The fact is, most of us will always be anonymous to the rest of the world, but in being so in that respect it’s that anonymity we can live with.  However, it’s far more significant if we become anonymous to those around us.  And, sadly, it can happen.

It’s when we take someone for granted.

At the other end of the scale, there is the celebrity, who has finally found fame, discovers that fame is not all it’s cracked up to be.  You find that meteoric rise from obscurity an adrenalin rush, and you’re no longer anonymous.

But all that changes when you are constantly bailed up in the street by well-meaning but annoying fans when you are being chased by the paparazzi and magazine reporters who thrive not on the fact that you are famous but watching and waiting for you to stumble.
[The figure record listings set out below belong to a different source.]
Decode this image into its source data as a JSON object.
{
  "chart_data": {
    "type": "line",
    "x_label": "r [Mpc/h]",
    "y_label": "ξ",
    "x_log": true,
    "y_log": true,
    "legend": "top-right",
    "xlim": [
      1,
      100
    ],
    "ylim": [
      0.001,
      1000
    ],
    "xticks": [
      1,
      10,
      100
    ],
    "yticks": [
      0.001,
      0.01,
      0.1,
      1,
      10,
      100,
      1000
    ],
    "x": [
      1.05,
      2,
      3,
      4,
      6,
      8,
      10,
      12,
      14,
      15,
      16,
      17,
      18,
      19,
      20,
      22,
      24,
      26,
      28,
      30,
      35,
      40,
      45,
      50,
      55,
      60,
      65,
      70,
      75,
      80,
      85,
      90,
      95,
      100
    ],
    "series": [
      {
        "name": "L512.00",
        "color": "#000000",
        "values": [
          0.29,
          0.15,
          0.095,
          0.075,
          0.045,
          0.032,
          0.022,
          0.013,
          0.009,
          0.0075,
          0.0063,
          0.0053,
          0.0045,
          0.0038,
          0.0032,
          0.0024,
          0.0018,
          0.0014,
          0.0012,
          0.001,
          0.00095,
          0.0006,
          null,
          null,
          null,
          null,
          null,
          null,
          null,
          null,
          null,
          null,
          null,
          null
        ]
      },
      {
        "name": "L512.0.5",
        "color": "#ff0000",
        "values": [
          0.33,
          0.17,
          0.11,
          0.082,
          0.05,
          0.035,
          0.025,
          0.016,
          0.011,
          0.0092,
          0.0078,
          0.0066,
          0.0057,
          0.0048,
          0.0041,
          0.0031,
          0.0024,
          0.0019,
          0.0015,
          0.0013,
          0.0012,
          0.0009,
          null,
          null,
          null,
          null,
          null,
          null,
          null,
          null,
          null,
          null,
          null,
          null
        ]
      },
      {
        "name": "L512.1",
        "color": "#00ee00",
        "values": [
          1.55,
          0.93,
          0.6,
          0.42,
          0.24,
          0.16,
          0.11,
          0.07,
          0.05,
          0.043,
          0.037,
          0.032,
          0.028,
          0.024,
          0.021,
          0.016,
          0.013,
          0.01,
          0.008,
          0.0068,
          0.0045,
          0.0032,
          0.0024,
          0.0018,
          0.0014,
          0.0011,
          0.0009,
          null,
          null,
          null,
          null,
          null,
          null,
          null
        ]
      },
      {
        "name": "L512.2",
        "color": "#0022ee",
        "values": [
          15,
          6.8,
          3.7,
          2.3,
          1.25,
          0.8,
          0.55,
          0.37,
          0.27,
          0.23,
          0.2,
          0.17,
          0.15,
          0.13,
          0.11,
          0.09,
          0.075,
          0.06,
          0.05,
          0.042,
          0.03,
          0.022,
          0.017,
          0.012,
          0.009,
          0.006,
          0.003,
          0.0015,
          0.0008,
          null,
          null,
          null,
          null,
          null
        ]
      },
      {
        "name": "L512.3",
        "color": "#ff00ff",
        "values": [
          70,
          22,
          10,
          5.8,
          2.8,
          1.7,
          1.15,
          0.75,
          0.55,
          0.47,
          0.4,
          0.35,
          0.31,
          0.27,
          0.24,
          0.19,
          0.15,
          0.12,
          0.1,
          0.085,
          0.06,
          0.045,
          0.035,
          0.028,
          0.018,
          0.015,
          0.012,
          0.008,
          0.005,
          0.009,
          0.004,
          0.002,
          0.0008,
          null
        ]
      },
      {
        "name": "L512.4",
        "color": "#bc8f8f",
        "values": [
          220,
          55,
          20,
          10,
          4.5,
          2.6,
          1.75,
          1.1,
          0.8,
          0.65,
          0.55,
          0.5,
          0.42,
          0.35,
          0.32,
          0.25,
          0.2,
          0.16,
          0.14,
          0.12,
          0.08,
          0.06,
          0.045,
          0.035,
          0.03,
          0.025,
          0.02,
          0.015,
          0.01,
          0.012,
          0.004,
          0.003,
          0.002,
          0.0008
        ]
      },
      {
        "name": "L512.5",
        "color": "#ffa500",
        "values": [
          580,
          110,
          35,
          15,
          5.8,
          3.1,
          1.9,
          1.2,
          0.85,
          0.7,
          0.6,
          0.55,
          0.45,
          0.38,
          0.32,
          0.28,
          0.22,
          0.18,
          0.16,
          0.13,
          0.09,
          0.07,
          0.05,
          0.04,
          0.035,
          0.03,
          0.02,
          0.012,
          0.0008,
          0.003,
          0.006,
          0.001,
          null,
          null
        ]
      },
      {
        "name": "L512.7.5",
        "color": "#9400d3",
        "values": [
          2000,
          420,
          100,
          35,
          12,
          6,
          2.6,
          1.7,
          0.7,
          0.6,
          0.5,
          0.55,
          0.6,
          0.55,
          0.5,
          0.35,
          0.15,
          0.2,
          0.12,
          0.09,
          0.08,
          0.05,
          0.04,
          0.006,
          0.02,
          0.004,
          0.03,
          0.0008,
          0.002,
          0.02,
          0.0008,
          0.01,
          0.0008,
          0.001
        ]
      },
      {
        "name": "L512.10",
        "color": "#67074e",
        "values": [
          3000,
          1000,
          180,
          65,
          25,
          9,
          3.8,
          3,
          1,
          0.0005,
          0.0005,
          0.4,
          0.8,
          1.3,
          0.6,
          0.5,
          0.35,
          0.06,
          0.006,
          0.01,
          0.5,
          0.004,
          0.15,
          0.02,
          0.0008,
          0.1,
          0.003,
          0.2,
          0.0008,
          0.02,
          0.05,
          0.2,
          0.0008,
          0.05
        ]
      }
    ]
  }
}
Some often forget that there’s always a camera on them, or there’s a reporter lurking in the shadows, looking for the next scoop, capturing that awkward inexplicable moment when the celebrity is seen with someone who’s not their spouse, or worse, if it could be that, they get drunk and make a fool of themselves.

Do I really want to lose that anonymity that I have?

Not really.  It seems to me like it might be the lesser of two evils.